Databricks mise sur l'ontologie et révèle qui contrôle le cerveau des agents d'IA d'entreprise
L'histoire de l'intelligence artificielle en entreprise peut se mesurer en couches. Les bases de données vectorielles sont arrivées en premier, permettant d'effectuer des recherches par similarité sémantique sur de grands volumes de texte. Ensuite est venue la génération augmentée par récupération — RAG, selon son acronyme anglais —, qui a combiné des modèles de langage avec des sources de connaissances externes pour réduire les hallucinations. Cette architecture a dominé les deux dernières années et est devenue le standard de facto pour construire des assistants d'entreprise.
Databricks parie désormais que cette architecture n'est pas suffisante. Lors de sa conférence annuelle Data + AI Summit, le PDG Ali Ghodsi a présenté Genie Ontology, une couche de contexte qui extrait automatiquement des définitions métier à partir de données internes, de tableaux de bord, de requêtes SQL, de documents, de pipelines et d'applications, et les organise en un graphe vivant que les agents d'IA peuvent interroger pour comprendre comment fonctionne une organisation. Le produit est en phase de prévisualisation et utilise un système de hiérarchisation inspiré du PageRank de Google pour déterminer quelle source mérite le plus d'autorité : qui a créé l'information, à quelle fréquence elle est utilisée, si elle est liée à des actifs certifiés et quand elle a été mise à jour pour la dernière fois.

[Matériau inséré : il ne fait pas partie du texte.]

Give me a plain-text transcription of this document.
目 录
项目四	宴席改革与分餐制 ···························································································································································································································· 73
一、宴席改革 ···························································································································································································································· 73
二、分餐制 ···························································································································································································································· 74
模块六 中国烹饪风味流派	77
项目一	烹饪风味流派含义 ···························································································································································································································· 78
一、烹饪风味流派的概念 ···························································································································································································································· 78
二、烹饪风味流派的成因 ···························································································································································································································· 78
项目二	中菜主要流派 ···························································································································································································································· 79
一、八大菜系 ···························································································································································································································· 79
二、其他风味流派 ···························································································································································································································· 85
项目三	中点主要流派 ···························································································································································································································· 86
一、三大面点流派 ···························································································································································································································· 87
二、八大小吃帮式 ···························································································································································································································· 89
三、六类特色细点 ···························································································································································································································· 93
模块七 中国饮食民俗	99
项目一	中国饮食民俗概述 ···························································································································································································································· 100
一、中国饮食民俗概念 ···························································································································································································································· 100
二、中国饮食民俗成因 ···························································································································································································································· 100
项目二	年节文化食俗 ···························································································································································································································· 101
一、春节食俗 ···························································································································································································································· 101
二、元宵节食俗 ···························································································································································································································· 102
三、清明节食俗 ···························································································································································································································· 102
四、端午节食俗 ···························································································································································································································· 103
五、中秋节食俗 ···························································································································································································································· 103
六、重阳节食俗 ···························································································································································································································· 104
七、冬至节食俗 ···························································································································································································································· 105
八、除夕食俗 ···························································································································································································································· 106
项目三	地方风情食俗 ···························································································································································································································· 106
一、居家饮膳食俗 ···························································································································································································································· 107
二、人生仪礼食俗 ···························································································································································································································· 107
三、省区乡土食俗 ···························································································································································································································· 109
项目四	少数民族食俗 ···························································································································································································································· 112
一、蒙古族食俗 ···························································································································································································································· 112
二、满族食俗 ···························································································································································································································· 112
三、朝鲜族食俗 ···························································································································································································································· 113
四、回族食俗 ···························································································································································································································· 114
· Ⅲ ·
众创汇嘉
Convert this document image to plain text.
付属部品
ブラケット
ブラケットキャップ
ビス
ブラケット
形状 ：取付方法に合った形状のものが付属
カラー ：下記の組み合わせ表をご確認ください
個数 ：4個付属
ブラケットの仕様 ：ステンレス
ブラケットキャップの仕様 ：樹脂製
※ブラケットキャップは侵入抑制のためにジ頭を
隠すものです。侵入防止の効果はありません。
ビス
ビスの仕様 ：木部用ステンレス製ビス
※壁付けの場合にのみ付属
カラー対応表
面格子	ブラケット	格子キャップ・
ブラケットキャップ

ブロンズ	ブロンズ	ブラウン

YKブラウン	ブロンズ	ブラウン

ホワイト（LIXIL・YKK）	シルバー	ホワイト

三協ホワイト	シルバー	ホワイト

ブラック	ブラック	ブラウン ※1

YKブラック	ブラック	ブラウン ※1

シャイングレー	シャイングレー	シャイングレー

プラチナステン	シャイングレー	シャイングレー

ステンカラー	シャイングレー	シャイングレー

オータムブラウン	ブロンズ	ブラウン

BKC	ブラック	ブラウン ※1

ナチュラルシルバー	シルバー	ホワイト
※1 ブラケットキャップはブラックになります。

Ce mouvement n'est pas seulement technique. C'est une déclaration d'intention sur qui va contrôler l'infrastructure sémantique de l'entreprise du futur, et cette dispute a des conséquences économiques de premier ordre.
De l'archive à l'autorité
Le problème que Genie Ontology tente de résoudre n'est pas nouveau. Dans toute PME ou grande entreprise, la définition du « revenu mensuel récurrent » peut différer entre les finances, les ventes et l'équipe de données. Trois départements, trois chiffres distincts pour la même métrique. Les systèmes RAG traditionnels ne résolvent pas ce problème : ils récupèrent ce qui semble similaire à la question posée, mais ne font pas la distinction entre une définition officielle et une autre qu'un employé a rédigée dans un document Google il y a trois ans.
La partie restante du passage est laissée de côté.